Common Cervical Conditions

Several benign conditions can affect the cervix. Nabothian cysts are small, mucus-filled bumps that form when the glands on the cervix’s surface get blocked, usually during normal tissue turnover or after healing from inflammation, childbirth, or minor procedures. They’re extremely common and almost always harmless. Most cause no symptoms at all and are found incidentally during routine exams. Occasionally a larger cyst can cause pelvic discomfort or unusual discharge, but treatment is rarely needed.

Cervicitis, or inflammation of the cervix, can result from sexually transmitted infections, bacterial imbalances, or irritation from products like spermicides. It may cause unusual discharge, bleeding between periods, or pain during intercourse, though it can also be silent. Cervical polyps are small growths on the cervical canal that sometimes cause irregular bleeding. Like nabothian cysts, they’re almost always non-cancerous.

Cervical Cancer Screening Guidelines

The transformation zone, where the two tissue types of the cervix meet, is where abnormal cell changes most often develop.

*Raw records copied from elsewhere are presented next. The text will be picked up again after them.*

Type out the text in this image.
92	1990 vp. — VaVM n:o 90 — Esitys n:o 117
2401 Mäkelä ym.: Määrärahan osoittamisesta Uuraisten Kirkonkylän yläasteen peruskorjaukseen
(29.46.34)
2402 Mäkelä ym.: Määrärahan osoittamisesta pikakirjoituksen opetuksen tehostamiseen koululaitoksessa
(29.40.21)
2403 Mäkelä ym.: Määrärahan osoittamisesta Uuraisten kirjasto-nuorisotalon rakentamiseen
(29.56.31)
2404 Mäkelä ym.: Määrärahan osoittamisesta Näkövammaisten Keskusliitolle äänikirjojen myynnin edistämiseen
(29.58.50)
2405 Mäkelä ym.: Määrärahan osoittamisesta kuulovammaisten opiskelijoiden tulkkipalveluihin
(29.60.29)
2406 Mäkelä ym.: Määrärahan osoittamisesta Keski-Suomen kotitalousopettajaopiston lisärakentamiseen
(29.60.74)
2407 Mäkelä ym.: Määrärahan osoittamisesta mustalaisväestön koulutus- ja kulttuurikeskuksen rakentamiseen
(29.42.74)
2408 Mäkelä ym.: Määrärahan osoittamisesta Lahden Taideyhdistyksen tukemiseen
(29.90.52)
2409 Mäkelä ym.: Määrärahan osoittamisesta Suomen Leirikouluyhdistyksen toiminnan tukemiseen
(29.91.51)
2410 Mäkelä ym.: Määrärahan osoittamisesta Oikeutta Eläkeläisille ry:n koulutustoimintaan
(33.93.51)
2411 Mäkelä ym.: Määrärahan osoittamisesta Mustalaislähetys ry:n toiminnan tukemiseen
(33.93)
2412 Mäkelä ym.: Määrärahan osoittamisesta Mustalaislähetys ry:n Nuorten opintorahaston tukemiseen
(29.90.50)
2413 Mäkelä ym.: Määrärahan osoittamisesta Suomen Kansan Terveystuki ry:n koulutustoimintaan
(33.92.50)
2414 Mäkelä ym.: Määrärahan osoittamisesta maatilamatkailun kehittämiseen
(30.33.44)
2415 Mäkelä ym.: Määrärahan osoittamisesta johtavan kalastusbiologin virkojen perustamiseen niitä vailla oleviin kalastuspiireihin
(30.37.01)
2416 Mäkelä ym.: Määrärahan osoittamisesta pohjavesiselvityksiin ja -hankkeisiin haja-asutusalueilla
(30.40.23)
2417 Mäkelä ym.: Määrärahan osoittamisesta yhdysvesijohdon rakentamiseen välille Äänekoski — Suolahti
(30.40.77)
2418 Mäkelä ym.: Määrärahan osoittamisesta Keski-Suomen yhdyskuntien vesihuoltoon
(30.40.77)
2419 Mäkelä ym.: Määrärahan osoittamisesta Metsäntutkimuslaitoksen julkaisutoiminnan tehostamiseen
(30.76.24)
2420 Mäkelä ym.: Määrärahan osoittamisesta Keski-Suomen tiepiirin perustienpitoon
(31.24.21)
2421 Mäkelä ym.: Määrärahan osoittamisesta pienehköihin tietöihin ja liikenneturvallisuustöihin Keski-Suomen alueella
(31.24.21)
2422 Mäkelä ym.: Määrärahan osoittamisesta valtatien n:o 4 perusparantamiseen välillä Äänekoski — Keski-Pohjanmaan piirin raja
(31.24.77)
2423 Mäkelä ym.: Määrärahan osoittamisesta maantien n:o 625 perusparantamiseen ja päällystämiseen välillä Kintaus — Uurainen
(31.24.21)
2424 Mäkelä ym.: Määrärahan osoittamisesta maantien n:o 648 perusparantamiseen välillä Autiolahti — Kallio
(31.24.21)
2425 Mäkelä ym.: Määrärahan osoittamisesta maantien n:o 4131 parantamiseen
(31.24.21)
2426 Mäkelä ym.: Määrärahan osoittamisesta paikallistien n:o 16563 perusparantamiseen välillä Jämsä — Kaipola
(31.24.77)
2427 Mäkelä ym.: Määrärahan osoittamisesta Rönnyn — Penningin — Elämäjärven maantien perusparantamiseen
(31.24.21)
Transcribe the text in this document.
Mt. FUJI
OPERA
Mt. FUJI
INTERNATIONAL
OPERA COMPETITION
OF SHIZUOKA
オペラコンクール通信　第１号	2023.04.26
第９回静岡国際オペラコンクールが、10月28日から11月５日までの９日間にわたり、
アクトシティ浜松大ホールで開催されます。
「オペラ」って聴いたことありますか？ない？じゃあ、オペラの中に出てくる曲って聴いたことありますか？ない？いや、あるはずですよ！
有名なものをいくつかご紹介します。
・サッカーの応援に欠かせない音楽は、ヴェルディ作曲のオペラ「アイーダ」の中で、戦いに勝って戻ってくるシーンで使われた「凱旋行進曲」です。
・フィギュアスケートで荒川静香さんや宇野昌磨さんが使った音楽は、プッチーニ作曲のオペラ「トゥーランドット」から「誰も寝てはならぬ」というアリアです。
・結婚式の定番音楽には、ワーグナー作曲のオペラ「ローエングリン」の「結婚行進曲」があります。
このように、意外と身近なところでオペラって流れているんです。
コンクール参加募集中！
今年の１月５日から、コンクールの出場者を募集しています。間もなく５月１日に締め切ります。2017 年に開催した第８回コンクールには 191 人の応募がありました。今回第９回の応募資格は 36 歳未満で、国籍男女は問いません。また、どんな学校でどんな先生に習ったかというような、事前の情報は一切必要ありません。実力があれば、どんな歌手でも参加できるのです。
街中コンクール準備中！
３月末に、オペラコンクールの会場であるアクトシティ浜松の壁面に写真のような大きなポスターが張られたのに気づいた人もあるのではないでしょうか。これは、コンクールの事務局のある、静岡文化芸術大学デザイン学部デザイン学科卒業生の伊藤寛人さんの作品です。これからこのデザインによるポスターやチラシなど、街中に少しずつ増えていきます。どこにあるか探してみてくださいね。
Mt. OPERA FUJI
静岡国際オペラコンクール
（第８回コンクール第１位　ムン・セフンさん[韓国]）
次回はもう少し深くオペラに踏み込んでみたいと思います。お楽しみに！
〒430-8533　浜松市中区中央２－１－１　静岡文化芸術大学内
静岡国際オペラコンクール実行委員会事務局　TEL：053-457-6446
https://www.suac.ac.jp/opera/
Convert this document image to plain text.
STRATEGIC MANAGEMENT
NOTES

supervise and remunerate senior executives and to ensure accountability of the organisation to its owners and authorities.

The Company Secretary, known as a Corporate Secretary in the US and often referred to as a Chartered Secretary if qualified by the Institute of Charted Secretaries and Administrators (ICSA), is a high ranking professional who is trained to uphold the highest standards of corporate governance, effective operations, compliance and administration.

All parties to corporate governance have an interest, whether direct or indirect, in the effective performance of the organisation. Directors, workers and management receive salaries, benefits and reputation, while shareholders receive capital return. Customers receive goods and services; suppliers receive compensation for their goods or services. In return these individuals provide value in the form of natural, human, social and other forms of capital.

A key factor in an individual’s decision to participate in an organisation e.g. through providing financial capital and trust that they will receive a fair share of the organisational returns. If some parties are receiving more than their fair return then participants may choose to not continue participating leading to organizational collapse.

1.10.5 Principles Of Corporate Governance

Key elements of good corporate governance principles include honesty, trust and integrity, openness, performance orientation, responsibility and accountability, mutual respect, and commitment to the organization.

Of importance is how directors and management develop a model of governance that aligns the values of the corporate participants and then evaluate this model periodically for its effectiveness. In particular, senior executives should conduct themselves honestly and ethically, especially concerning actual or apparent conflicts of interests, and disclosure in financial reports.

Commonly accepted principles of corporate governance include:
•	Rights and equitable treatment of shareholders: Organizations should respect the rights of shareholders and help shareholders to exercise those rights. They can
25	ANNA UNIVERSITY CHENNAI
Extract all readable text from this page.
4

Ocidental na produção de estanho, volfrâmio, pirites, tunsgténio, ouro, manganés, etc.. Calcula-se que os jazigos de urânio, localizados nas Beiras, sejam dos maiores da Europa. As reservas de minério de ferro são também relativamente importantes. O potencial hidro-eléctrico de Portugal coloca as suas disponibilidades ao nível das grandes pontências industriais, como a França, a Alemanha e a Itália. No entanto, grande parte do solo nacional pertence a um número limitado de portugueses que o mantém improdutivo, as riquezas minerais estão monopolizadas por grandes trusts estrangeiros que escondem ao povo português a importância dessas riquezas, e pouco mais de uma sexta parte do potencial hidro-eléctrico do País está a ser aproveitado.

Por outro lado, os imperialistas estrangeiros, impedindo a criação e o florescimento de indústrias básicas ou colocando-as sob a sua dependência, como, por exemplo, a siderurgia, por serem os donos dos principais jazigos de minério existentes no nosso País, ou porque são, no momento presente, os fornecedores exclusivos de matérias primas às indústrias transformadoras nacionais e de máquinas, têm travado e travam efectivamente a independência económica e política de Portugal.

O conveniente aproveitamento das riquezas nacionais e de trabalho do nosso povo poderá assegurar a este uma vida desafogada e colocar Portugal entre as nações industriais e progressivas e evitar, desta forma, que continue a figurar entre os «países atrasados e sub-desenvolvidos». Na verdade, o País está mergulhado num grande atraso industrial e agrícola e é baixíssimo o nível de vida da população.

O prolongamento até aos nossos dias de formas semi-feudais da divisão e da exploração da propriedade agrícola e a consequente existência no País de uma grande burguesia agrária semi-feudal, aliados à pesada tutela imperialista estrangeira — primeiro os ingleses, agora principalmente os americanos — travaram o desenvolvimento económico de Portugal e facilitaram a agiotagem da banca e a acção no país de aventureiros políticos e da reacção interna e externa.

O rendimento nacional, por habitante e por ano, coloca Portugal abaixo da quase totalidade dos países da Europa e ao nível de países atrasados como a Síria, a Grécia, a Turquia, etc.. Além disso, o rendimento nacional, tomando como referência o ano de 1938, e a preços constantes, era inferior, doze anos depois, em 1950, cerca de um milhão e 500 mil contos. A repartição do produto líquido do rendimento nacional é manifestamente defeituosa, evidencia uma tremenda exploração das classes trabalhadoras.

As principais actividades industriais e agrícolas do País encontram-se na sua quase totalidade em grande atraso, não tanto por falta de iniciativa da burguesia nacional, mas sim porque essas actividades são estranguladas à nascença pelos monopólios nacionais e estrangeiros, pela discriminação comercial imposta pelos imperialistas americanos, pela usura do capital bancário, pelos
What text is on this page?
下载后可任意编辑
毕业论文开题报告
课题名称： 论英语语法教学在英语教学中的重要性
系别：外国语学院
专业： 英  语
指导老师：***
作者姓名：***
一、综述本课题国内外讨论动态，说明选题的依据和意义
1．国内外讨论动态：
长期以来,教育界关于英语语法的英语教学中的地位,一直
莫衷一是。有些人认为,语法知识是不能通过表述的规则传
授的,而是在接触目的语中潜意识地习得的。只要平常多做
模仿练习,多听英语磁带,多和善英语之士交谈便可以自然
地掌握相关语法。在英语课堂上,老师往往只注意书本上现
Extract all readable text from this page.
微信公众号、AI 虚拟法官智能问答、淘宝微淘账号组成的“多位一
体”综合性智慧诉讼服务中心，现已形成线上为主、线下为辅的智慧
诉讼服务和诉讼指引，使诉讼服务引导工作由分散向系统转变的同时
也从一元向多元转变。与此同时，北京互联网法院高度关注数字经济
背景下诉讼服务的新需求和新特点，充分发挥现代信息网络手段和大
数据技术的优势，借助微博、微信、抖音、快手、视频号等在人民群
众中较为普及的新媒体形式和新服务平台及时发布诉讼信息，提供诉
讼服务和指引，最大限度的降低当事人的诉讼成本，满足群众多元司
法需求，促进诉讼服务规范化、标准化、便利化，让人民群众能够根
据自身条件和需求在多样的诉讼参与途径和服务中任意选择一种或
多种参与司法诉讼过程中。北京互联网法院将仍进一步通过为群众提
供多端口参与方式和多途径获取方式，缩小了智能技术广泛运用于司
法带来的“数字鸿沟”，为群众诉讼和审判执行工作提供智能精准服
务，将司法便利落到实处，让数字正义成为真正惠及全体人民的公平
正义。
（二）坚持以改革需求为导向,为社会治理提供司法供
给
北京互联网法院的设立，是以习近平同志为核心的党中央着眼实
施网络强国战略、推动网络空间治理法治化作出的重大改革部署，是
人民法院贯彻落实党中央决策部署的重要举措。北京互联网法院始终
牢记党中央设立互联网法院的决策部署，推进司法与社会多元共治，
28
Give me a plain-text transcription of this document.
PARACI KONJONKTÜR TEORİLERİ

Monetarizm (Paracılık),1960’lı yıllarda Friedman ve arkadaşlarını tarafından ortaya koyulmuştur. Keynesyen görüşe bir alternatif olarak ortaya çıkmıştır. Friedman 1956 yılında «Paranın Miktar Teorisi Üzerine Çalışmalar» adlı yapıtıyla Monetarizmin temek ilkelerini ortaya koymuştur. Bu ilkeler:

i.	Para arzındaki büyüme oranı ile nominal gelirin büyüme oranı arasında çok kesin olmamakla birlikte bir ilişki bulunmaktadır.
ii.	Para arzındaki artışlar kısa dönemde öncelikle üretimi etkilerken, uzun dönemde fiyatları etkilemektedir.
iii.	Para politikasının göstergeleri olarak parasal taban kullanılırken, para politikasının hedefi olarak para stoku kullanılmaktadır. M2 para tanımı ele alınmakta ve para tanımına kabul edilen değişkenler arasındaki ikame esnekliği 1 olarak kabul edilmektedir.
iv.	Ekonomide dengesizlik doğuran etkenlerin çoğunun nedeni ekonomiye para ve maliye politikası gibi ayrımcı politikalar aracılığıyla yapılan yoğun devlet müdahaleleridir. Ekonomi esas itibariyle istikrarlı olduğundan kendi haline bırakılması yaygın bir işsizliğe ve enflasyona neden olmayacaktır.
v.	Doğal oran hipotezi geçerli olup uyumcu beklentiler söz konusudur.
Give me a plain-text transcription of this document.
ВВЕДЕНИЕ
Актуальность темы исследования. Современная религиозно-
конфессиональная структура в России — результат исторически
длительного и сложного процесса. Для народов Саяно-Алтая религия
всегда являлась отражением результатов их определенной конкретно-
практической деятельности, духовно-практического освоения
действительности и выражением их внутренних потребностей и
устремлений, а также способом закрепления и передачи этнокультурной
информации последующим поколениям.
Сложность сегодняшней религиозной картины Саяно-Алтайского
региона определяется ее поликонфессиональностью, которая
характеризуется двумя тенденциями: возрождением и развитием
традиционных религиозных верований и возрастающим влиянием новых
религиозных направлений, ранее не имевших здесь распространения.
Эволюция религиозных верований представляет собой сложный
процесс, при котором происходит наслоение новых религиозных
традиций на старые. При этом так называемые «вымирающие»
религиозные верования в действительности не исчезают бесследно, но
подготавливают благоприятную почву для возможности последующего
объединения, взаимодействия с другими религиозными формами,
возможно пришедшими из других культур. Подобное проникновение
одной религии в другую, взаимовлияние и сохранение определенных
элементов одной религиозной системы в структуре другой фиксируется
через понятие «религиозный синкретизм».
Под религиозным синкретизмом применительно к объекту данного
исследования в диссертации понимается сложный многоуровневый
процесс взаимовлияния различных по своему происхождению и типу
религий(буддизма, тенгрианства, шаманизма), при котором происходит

Nearly all cervical cancers are caused by persistent infection with certain strains of HPV (human papillomavirus), which is why screening focuses on detecting either abnormal cells or the virus itself before cancer has a chance to develop.

Current recommendations from the U.S. Preventive Services Task Force break screening down by age. People aged 21 to 29 should get a Pap test every three years. From age 30 to 65, there are three options: a Pap test alone every three years, an HPV test alone every five years, or both tests together every five years. Screening is not recommended before age 21, and people over 65 with a history of normal results can generally stop. Those who have had a hysterectomy that removed the cervix and have no history of precancerous cervical changes do not need screening.

These intervals apply to people at average risk. A history of abnormal results, a compromised immune system, or prenatal exposure to certain medications may call for more frequent monitoring.